Posted in Bowling For Columbine on July 6th, 2009 by JT – Be the first to comment

gundog

Another scene staged in Bowling for Columbine is the illustration of the story being told of a couple of hunters who dressed up a dog in hunting clothes, gave him a gun, and then accidentally got shot by it.

There are some trivial, rather silly details in the scene that arise from simple shoddy filmmaking. The scene shows a dog with gun on it’s back & a wounded hunter lying on the ground. We’re supposed to think we’re watching video from the accident, but several mistakes make this pretty obviously not true.

1. The dog is calmly moving around — which it wouldn’t be if a hunting rifle had just gone off over his head and blown his eardrums in.

2. The Hunter, who was in fact shot in the leg, is lying there quietly – dare I say ‘dead looking.’ (I’m reminded of the scene towards the end of Trainspotting where a kitten innocently plays around a dead character).

3. Why would someone just be standing there filming this? They would no doubt be panicking to get help or help their wounded comrade in some kind of frenzy — not calmly video taping the whole thing.

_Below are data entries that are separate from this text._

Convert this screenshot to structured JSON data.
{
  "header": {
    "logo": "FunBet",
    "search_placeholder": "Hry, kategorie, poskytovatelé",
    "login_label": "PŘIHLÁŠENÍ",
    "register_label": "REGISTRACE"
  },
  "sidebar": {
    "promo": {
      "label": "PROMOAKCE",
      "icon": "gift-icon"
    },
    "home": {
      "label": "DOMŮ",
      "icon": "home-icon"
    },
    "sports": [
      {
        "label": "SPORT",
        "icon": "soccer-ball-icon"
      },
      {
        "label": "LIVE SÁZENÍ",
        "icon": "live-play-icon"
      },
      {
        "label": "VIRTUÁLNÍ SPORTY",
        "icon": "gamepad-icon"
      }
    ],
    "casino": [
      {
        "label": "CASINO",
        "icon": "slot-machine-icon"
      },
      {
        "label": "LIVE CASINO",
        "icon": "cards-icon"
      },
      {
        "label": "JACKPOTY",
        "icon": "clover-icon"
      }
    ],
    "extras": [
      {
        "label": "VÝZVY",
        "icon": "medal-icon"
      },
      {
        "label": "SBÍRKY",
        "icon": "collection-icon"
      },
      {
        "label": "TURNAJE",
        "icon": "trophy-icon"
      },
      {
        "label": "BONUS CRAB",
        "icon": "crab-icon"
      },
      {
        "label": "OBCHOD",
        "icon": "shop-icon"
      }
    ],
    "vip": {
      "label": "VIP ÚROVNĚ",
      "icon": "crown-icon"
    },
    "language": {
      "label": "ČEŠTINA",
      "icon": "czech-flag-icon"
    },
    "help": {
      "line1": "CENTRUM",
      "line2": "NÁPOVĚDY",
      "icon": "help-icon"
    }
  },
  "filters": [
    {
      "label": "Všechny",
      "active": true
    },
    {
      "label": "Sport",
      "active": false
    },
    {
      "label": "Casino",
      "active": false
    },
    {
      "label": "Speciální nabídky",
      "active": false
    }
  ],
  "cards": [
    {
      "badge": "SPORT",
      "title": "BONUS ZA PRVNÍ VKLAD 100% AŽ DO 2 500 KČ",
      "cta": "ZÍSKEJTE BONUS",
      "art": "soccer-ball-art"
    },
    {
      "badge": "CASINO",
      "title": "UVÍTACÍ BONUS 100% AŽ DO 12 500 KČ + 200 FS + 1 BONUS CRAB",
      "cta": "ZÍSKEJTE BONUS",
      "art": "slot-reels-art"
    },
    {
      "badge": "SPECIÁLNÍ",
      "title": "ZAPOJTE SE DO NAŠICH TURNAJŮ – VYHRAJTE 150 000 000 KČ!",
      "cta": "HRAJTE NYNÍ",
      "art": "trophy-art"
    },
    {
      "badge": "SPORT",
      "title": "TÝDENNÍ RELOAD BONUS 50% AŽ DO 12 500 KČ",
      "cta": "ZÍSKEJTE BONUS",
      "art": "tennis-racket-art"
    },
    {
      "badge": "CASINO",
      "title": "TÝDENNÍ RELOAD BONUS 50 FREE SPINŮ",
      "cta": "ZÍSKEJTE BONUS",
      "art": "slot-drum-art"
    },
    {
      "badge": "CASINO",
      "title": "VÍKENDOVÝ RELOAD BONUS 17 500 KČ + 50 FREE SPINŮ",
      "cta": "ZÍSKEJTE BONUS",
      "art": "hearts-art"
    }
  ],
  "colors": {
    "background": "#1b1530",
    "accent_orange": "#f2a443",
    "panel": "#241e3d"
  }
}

So the scene is staged. So what. The emphasis is on truth here – you’re allowed to reenact things in documentaries – what’s the big deal?

Well, what’s more important is the fact that in reality, the Darwin Award winning hunters had tried to take a photo with a still camera, and did not have video (1). So in fact – this is no reenactment…but a fabrication. Moore films the scene with a shaky hand held cam to create the illusion of a home movie and even goes as far as to put digits in the (viewers) right-hand top and bottom of the screen as if you are looking through a home movie camera live (another subliminal trick that makes you think this is a real home movie).

Moore is trying to make you think that this is footage from a home video recording of the actual event, when it is really quite fictitious (like on Unsolved Mysteries & America’s Most Wanted – only they tell you what you’re seeing has been set up).

Not a huge damnation of the entire film by far, but information you the viewer should know when believing Michael Moore’s statements of “liking non-fiction while living in fictitious times” and accepting Bowling for Columbine as an honest depiction of fact and truth telling documentary, as it shows the degree to which he goes to try and deceive his viewer.